Plans are moving forward to put the iconic San Diego-Coronado Bay Bridge up in lights—but don't expect to see the dazzle anytime soon.
Caltrans operates the bridge and is working in partnership on the project with the Port.
So far, no meeting dates or project timeline has been set, said Yvonne Wise, the Port's public art director.
The lighting design calls for illumination powered by wind turbines and colors that change to mark holidays and events, such as Chargers games.
Wise said the public art design will liven the region, while attracting new visitors to the area.
"The signature artwork will be an artistic statement that will create a sense of place and draw people to the region," Wise said. "The project will also reflect the agency's commitment to sustainable development."

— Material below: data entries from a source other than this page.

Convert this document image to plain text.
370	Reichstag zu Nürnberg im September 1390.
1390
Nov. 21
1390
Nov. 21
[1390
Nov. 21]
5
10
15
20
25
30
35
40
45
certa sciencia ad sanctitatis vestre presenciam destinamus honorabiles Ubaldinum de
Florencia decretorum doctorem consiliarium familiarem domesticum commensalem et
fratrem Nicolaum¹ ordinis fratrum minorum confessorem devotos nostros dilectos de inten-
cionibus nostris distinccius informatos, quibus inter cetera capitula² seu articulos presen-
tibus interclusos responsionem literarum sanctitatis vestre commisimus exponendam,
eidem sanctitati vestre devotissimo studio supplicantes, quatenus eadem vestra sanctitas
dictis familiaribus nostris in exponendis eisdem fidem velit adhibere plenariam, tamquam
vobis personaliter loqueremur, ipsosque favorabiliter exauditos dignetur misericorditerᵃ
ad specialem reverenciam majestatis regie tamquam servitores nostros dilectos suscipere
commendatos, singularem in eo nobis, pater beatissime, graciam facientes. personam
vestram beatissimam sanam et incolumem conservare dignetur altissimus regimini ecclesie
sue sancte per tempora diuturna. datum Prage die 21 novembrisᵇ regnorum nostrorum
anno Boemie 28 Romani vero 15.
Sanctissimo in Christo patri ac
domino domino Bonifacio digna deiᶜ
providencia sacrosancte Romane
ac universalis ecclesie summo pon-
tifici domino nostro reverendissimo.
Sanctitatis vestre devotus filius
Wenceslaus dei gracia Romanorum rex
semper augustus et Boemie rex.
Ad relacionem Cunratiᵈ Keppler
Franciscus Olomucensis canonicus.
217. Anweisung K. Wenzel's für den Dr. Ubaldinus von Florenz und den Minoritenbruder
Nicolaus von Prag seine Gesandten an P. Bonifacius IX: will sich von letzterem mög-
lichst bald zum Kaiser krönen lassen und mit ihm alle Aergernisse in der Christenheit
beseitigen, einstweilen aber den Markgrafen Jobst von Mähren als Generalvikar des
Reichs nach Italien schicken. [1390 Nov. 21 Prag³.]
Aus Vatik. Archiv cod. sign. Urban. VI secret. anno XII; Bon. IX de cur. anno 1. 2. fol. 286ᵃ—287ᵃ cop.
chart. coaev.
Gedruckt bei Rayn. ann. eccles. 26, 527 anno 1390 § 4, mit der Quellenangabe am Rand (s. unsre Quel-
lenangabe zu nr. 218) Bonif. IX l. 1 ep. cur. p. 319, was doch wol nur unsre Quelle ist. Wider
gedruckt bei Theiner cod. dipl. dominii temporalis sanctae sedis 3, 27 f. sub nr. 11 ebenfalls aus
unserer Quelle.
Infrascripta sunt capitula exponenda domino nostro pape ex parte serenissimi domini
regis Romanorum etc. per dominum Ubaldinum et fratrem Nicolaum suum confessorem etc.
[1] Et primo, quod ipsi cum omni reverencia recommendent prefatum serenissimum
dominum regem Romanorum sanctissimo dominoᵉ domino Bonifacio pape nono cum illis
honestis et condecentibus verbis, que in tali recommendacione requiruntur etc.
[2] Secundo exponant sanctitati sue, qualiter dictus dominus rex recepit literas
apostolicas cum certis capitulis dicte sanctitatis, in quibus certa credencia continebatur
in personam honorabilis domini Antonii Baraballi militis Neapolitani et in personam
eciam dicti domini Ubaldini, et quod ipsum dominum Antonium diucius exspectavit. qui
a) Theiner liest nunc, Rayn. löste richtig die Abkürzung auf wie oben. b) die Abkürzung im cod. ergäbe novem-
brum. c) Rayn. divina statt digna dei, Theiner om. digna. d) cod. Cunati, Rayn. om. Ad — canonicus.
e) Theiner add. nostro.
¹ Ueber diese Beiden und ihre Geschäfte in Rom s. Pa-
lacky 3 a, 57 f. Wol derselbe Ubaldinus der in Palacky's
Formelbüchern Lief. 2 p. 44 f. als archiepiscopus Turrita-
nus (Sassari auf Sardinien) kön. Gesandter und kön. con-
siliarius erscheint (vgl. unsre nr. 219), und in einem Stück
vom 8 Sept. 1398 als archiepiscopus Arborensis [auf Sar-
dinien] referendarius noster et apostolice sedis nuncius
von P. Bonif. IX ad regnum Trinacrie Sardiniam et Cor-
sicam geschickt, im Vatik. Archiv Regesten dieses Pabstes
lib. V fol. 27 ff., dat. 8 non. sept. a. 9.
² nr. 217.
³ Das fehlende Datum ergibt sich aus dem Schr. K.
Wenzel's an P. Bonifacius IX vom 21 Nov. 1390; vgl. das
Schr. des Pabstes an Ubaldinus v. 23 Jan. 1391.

But the project can't really get moving until several million dollars in funding is raised.
Early estimates for the project run between $4 million to $5 million and is expected to be funded through grants and private donations.
No money has trickled in yet, but once enough funding is secured, feasibility studies on the project's design will be conducted, Wise said.
The famous bridge spans just over two miles and is the curving link between San Diego and Coronado.
In 2007, the Port's public art committee set a goal to create a signature art piece for the region and chose the Coronado Bay Bridge as its landmark.
The Port spent $50,000 on its international design search.
Last month, an art selection panel chose the eco-friendly, winning design, after poring through 87 submissions and narrowing the finalists to three.
The winning team is made up of London-based artist Peter Fink of FoRM Associates in collaboration with United Kingdom architectural firm Speirs and Major Associates and engineering consultant Buro Happold, who has an office in New York.
Fink said the design will give the bridge a unique identity after dark and help solidify San Diego as a city committed to green technology.
"The poetry of the Coronado Bridge in its daytime will be contrasted with a transformative new night appearance that will add a totally different experiential dimension to the structure," Fink said.
"We believe that a public art project of this scale has a responsibility to be sustainable, setting an example using 'green technology' to both minimize energy consumption and to promote San Diego's forward-thinking attitude," he added.
Fink, who has innovative designs worldwide from New York and Shanghai, says the Coronado Bridge project is one of his favorites.
"The scale and its spectacular bay location" add to its appeal, Fink said.